The Office Space Myth

During the first weekend of the Humanities Without Walls pre-doctoral workshop, I caught the last half of Office Space on television. The fear of becoming a corporate drone is one many academics likely identify with. But the choice is not between Initech and academia. (Even if it were a choice between only those two options, academia has its own litany of issues — just check out the academic equivalent of Office Space, Tenure).

One of the most important things that the HWW workshop achieved was demonstrating the wide array of culturally and intellectually vibrant positions accessible to doctoral students. The organizers’ focus on “Public Humanities” (which emphasizes being a humanist in the world regardless of career) over “Alt-Ac” (“Alternative” academic careers imply a secondary status and suggest a preference for “regular” academic careers if they were accessible/available) demonstrated an openness that academic settings rarely achieve. I felt this openness throughout the workshop as organizers, participants, and presenters spoke frankly, building a wonderful sense of camaraderie.

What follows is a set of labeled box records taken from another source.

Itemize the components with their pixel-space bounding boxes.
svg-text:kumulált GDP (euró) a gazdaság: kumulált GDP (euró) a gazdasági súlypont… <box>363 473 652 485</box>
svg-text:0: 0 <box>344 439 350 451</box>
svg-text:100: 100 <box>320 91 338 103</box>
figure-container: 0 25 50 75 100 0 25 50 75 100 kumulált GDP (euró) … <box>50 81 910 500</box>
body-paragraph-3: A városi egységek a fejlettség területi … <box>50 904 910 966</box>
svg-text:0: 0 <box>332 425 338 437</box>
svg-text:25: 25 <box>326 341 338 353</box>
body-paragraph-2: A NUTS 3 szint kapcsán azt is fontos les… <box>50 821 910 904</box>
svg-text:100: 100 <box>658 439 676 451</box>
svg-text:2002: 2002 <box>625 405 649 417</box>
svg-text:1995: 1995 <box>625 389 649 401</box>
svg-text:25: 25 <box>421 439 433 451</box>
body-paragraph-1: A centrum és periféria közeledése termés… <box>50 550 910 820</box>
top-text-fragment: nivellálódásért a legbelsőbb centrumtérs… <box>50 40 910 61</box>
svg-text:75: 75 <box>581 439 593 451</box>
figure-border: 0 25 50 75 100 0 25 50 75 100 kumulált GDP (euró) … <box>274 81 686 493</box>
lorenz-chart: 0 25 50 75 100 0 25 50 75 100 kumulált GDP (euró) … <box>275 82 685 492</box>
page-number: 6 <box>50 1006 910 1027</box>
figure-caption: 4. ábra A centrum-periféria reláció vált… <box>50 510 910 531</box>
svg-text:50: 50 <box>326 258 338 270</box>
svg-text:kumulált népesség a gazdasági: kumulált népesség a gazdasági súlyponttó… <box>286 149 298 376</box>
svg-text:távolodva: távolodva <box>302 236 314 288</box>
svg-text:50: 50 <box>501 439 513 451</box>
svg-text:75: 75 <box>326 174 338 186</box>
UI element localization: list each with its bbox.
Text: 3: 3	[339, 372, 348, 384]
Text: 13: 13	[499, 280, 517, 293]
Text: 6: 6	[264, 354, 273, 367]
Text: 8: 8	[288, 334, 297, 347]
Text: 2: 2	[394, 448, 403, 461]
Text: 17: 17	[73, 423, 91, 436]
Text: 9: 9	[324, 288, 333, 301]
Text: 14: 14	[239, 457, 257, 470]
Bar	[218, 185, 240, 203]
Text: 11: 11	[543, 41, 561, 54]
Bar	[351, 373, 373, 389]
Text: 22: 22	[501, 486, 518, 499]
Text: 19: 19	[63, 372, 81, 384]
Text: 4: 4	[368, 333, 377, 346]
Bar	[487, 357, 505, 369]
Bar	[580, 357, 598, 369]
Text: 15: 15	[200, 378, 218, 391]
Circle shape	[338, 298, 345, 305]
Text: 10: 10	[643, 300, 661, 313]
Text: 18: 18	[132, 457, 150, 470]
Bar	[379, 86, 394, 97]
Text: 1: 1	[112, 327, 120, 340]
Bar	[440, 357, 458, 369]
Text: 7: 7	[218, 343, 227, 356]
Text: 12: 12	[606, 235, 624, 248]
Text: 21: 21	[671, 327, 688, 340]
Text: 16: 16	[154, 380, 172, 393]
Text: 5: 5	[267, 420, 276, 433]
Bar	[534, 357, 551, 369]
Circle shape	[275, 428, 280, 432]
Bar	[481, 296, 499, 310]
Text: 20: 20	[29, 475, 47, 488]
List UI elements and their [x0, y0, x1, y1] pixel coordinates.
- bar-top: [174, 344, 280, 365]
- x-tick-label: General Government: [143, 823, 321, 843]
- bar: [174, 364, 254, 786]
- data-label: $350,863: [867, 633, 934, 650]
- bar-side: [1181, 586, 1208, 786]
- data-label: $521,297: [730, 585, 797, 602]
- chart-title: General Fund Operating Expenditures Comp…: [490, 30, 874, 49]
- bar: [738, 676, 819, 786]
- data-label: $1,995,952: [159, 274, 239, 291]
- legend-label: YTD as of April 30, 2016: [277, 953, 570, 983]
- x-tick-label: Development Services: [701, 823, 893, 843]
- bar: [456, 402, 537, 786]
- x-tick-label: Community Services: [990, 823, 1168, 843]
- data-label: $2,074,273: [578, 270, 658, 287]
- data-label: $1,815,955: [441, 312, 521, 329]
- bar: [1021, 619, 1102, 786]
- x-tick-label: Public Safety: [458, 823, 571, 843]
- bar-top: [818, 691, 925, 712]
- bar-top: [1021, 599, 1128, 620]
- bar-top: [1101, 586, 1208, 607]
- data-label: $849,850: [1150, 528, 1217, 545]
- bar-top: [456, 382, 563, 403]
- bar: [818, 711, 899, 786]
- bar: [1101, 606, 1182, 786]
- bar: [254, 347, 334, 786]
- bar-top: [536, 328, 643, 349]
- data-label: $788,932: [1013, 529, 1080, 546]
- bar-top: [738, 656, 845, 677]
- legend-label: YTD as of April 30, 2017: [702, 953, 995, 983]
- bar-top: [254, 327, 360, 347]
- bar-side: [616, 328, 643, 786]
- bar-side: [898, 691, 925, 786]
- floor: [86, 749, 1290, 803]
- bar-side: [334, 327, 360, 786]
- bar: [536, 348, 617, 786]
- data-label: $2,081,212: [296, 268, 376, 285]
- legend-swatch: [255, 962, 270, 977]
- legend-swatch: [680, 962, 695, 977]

Not pursuing a traditional academic position does not mean I’m “leaving” anything. I choose to have a fulfilling life and challenging work. I retain my right to be a historian and a humanist. My abilities and intelligence are not defined by the academic job market. I reject the (broken) system of academia.

One response to “The Office Space Myth”

  1. This Thursday, we celebrate Jim Henson’s birthday. He said: “Follow your enthusiasm. It’s something I’ve always believed in. Find those parts of your life you enjoy the most. Do what you enjoy doing.”